A guy named Bob Cross, identified as the "architect of Coke’s juice model," says Black Book "requires analyzing up to 1 quintillion decision variables to consistently deliver the optimal blend, despite the whims of Mother Nature." These variables include more than 600 individually identifiable flavors possible in orange juice. 

The company uses satellite imaging to tell growers when to pick the oranges in order to deliver the needed flavor compounds demanded by Black Book. 

After the juice is squeezed by factory machines, and pulp, oil and peel are removed, the juice is "flash-pasteurized," then piped into giant tanks where they’ll be held for up to eight months. 

After eight months, the juice isn’t fresh, but freshness is simulated by storing it under a cloud of nitrogen that prevents oxygen from interacting with the juice and allowing it to spoil. 

The juice is kept around for so long so it can be blended with juice of different ages and harvests to achieve the consistent, pre-determined flavor. 

Before bottling, an orange juice "air traffic control center" enables technicians using Black Book to blend various juices. 

The juice is transported 1.2 miles from the orange processing facility to the packaging plant in an underground pipeline. 

The juice is bottled in a container with a green lid, and a label that shows the picture of a fresh orange over the words "not from concentrate." 

One of the three varieties of Simply Orange is called "grove made," suggesting falsely that it’s squeezed at the site of an orchard, bottled fresh and shipped quickly to stores. 
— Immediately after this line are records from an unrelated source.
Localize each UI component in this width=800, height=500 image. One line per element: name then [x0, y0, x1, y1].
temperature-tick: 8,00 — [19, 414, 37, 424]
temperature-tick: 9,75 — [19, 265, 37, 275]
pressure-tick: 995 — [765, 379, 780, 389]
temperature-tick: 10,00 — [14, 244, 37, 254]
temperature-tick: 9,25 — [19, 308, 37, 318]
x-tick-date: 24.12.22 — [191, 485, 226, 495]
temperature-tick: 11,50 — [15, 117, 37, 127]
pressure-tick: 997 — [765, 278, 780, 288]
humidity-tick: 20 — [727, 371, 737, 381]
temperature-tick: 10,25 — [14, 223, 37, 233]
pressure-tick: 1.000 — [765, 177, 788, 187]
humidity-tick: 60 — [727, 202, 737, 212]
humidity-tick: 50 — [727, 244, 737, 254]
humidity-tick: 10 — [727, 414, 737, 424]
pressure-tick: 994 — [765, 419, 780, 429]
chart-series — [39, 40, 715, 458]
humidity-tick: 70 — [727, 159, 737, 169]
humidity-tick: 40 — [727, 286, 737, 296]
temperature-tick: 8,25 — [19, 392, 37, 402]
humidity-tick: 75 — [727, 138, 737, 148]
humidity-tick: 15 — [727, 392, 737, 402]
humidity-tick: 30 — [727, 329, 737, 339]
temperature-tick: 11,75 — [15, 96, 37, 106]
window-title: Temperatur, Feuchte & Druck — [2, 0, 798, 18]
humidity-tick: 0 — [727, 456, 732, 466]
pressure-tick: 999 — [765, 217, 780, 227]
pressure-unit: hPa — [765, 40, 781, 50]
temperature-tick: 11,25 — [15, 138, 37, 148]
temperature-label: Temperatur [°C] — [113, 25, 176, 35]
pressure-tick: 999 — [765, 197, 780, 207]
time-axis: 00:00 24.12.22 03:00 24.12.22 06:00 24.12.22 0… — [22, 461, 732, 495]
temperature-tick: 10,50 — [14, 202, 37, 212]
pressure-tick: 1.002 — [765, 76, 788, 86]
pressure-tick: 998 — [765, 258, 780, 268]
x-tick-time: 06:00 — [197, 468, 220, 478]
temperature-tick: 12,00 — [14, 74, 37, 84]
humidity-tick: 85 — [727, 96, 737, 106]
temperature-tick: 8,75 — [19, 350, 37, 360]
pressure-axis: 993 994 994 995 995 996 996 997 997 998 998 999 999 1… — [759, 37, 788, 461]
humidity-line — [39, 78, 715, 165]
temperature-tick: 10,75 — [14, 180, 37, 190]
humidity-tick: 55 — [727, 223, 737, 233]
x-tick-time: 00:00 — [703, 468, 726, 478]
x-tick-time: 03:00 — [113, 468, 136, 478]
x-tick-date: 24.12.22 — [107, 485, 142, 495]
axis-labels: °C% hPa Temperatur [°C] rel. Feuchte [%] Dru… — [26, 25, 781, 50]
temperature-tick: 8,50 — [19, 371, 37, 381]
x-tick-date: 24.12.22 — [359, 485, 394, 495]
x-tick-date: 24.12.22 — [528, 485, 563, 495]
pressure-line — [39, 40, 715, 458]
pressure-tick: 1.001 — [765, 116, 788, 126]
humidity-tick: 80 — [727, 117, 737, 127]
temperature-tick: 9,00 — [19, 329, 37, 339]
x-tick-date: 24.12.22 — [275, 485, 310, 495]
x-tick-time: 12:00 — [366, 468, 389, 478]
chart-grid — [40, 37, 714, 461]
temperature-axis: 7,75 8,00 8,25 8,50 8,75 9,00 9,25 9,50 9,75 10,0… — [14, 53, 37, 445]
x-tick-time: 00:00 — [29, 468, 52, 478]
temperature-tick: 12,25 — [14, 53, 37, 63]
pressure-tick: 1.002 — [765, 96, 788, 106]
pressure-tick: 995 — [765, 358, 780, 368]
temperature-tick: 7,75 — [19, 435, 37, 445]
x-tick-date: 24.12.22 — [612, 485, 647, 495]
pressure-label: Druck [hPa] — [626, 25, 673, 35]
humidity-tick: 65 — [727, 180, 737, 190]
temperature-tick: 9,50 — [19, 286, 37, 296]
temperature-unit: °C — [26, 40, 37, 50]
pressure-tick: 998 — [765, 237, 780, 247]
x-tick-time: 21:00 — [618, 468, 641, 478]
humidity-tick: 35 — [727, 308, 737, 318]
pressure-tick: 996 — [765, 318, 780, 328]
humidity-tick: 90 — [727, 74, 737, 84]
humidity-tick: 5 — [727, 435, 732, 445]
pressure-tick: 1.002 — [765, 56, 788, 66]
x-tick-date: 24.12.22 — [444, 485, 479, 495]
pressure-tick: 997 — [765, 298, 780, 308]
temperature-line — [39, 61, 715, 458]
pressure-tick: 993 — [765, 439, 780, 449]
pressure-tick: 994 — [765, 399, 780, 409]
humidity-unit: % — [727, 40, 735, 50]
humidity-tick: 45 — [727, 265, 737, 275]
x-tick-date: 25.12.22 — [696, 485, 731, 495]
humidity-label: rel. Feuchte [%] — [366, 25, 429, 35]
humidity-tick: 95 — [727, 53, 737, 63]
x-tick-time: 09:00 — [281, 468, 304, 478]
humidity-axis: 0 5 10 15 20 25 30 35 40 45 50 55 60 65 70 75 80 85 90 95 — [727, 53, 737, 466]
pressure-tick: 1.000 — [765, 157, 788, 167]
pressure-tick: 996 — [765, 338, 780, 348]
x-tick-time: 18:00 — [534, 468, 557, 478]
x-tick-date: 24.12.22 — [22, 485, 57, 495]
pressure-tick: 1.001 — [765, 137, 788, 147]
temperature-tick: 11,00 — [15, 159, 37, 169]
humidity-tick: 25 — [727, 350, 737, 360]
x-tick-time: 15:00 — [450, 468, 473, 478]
In nearly all these innovative processing systems, a "food" has been improved and optimized as a product for sale in the marketplace in ways that degrades it as a food. 

Most of the high-tech interventions are designed to eliminate variety in flavor, texture, color and so on, which is a fundamental attribute of natural food. 

Here’s a summary of the attributes of industrial food production exhibited by Simply Orange juice, according to the BloombergBusinessweek investigation. 

1. The manipulation of natural food variety to eliminate that variety. 

2. The "embalming" of food and the intervention in the decomposition process to simulate freshness in old food. 

3. The combination of massive quantities of foods so that a single bottle may contain juice from thousands or even hundreds of thousands of oranges. 

4. Pasteurization and semi-sterilization, eliminating the opportunity to obtain health-boosting micro-flora from the environment. 

5. Greenwashing and farmwashing, the use of colors, pictures and words to instill in the minds of consumers naturalness, farm-freshness and wholesomeness, when the actual food inside is the opposite of what the consumer is choosing the product for. 

In general, however, industrial food processing involves the optimization of the product (lower price, long shelf life, consistent flavor and so on.) at the expense of food variety, freshness and quality.